Our paradigm relies on a brute-force search operation in order to craft the primitive’s output such that it fits into fewer bytes, while the missing fixed bytes are implied by the system parameters and omitted from the actual communication. While such compression requires computational effort depending on the level of compression, this cost is only paid at the source (typically in blockchains consisting of a single party) which is rewarded by lowered transaction fees, and the benefits of the compression are enjoyed by the whole ecosystem. As a starting point, we show how our paradigm applies to some basic primitives (commonly used in blockchain applications), and show how security is preserved using a bit security framework. Surprisingly, we also identified cases where wise mining strategies require proportionally less effort than naive brute-forcing, an example is WOTS (and inherently SPHINCS) post-quantum signatures where the target goal is to remove or compress the Winternitz checksum part. Moreover, we evaluate our approach for several primitives based on different levels of compression which concretely demonstrates the benefits (both in terms of financial cost and storage) if adopted by the community.

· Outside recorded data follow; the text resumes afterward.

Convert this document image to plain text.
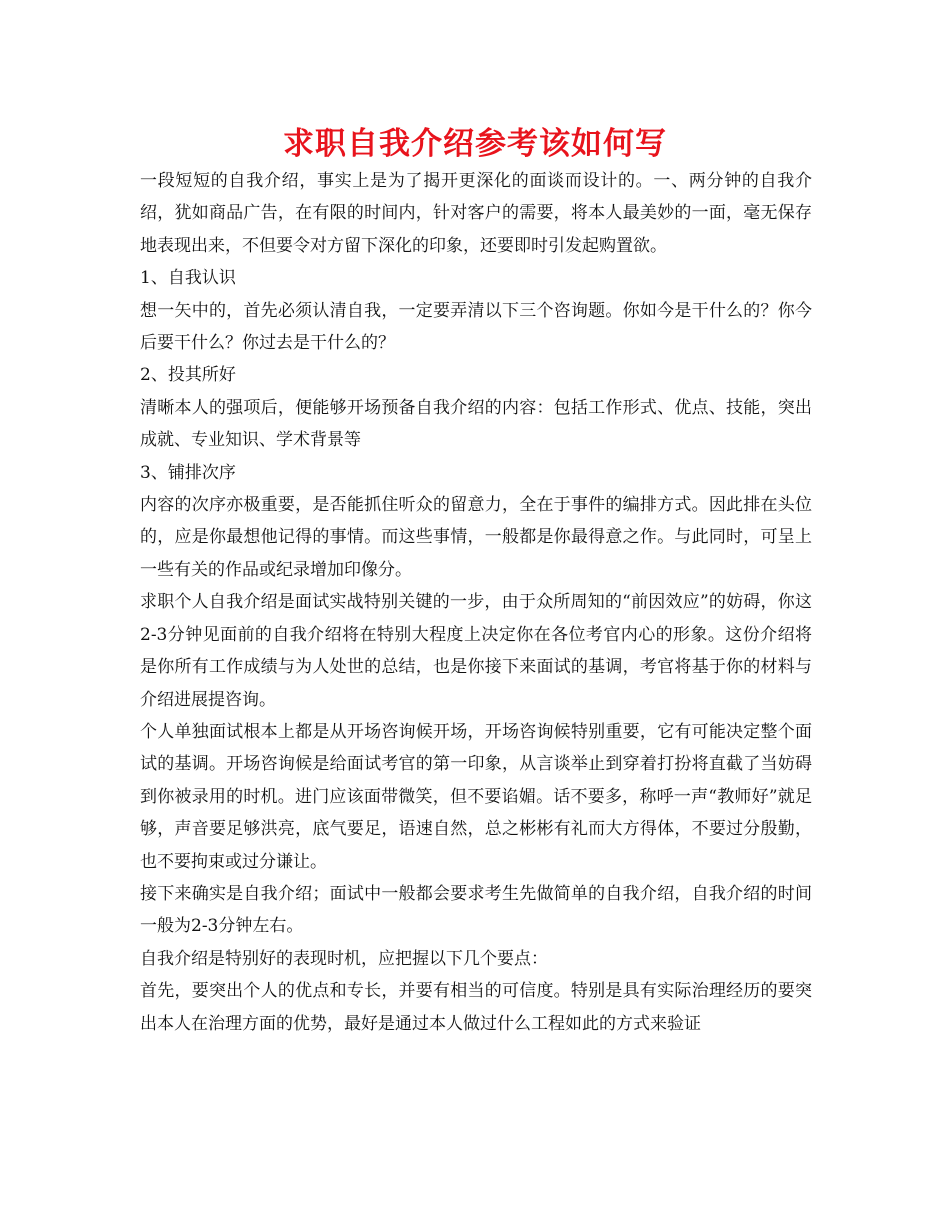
求职自我介绍参考该如何写

一段短短的自我介绍，事实上是为了揭开更深化的面谈而设计的。一、两分钟的自我介绍，犹如商品广告，在有限的时间内，针对客户的需要，将本人最美妙的一面，毫无保存地表现出来，不但要令对方留下深化的印象，还要即时引发起购置欲。

1、自我认识

想一矢中的，首先必须认清自我，一定要弄清以下三个咨询题。你如今是干什么的？你今后要干什么？你过去是干什么的？

2、投其所好

清晰本人的强项后，便能够开场预备自我介绍的内容：包括工作形式、优点、技能，突出成就、专业知识、学术背景等

3、铺排次序

内容的次序亦极重要，是否能抓住听众的留意力，全在于事件的编排方式。因此排在头位的，应是你最想他记得的事情。而这些事情，一般都是你最得意之作。与此同时，可呈上一些有关的作品或纪录增加印像分。

求职个人自我介绍是面试实战特别关键的一步，由于众所周知的“前因效应”的妨碍，你这2-3分钟见面前的自我介绍将在特别大程度上决定你在各位考官内心的形象。这份介绍将是你所有工作成绩与为人处世的总结，也是你接下来面试的基调，考官将基于你的材料与介绍进展提咨询。

个人单独面试根本上都是从开场咨询候开场，开场咨询候特别重要，它有可能决定整个面试的基调。开场咨询候是给面试考官的第一印象，从言谈举止到穿着打扮将直截了当妨碍到你被录用的时机。进门应该面带微笑，但不要谄媚。话不要多，称呼一声“教师好”就足够，声音要足够洪亮，底气要足，语速自然，总之彬彬有礼而大方得体，不要过分殷勤，也不要拘束或过分谦让。

接下来确实是自我介绍；面试中一般都会要求考生先做简单的自我介绍，自我介绍的时间一般为2-3分钟左右。

自我介绍是特别好的表现时机，应把握以下几个要点：

首先，要突出个人的优点和专长，并要有相当的可信度。特别是具有实际治理经历的要突出本人在治理方面的优势，最好是通过本人做过什么工程如此的方式来验证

Finally, as this work is inspired by the recent unfortunate buggy gas golfing software in Ethereum, where weakly implemented functions incorrectly generated addresses (hashes) with prefixed zeroes for gas optimization, resulting in millions of losses, we expect our Truncator approach to be naturally applied in the blockchain space as a secure solution to more succinct transactions, addresses and states.